McLeod-Valentine is used to clients requesting effective fixes for breakouts, and considers First Aid Beauty Fab Skin Lab Retinol Serum 0.25% Pure Concentrate his go-to. “The combination of retinol, hyaluronic acid, Vitamin C, colloidal oatmeal, ceramides and Vitamin E are the perfect cocktail to treat excess oil, restore balanced moisture within the skin, address free radical protection and soothe stressed skin.”
One of the most-requested categories of serums, brightening options are designed to break up pigmentation in the deeper layers of the skin to eventually brighten the surface. The process takes time. “Whenever you are using any kind of product to brighten the skin and address pigmentation issues, it’s critical to use sun protection—as the skin cells turnover, they are more vulnerable to UVB and UVA corruption,” warns Mcleod-Valentine, who points out that there are many ingredients, clinical and natural, that can be brighten, including glycolic acid, lactic acid, azelaic acid, and licorice root. The secret to Ranavat’s ayurvedic formula includes saffron threads, which are believed to create a more even-toned complexion.

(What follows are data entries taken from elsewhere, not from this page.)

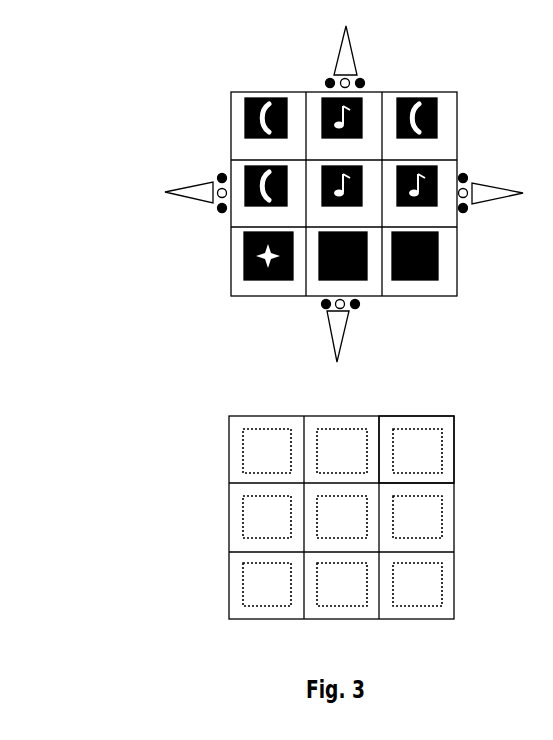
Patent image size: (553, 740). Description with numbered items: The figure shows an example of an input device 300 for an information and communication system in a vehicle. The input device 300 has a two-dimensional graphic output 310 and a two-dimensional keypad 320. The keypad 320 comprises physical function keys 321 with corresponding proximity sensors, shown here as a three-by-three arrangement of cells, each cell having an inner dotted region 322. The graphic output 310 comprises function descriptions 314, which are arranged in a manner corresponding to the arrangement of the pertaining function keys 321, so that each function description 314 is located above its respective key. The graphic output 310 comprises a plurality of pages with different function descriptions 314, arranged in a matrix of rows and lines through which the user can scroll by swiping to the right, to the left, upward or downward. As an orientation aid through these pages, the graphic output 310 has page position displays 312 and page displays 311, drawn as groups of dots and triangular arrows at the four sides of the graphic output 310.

The input device 300 is at (93, 50).
The graphic output 310 is at (135, 205).
The page display 311 is at (363, 43).
The page position display 312 is at (327, 76).
The function description 314 is at (258, 98).
The two-dimensional keypad 320 is at (207, 518).
The function key 321 is at (454, 453).
The icon placeholder region 322 is at (434, 514).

“The skin surrounding the eye area is thinner than the skin on the remaining parts of your face, so the products designed for eyes more often come in the form of light, fast-absorbing serums versus thicker creams,” Valledor explains. “In addition to having a thinner viscosity, eye serums are packed with higher- concentrated actives, with smaller molecules so they can penetrate deeper into the skin and address issues that are more common in that area like dark circles and puffiness.” Dale notes that the eye area can be difficult to treat, which makes these concentrated serums a valuable tool. “Ingredients in serums penetrate better than most cream formulations,” she says.
Vitamin C Serums
“Vitamin C serums are the LBD of skin care; everyone should have one,” says Dr. Gohara. Dr. Few, who launched his own version, agrees. “As a pillar of any highly effective skin-care ritual, topical Vitamin C calms and cools the skin while providing a layer of protection from free radicals and environmental pollutants,” he says. “Arguably the most important ingredient to maintain healthy skin long-term, antioxidants work to neutralize aging free radicals like pollution, smoke, and the main culprit, UV rays.” He suggests applying it daily underneath sunscreen to stimulate cell oxygenation to revitalize and firm texture.
Hyaluronic Acid Serums
“Hyaluronic is a glycosaminoglycan (a very large sugar) that occurs naturally in the body,” says Dr. Few. “Roughly half the hyaluronic acid in the body is present in your skin, where it binds to water to help retain moisture. As we age, the production of hyaluronic acid slows down and our complexion becomes drier and loses firmness. The right hyaluronic acid helps to increase moisture, diminish wrinkles and age lines. It also tightens, plumps, and firms the skin.” Modern formulations like Glow Recipe’s Plum Plump Hyaluronic Serum often visibly smooth skin on contact. “These types of serums draw moisture from the air and from the deeper layers of the skin,” says Dale. “That is why when using hyaluronic acid you want to make sure that you are sealing in that hydration with a good moisturizer.”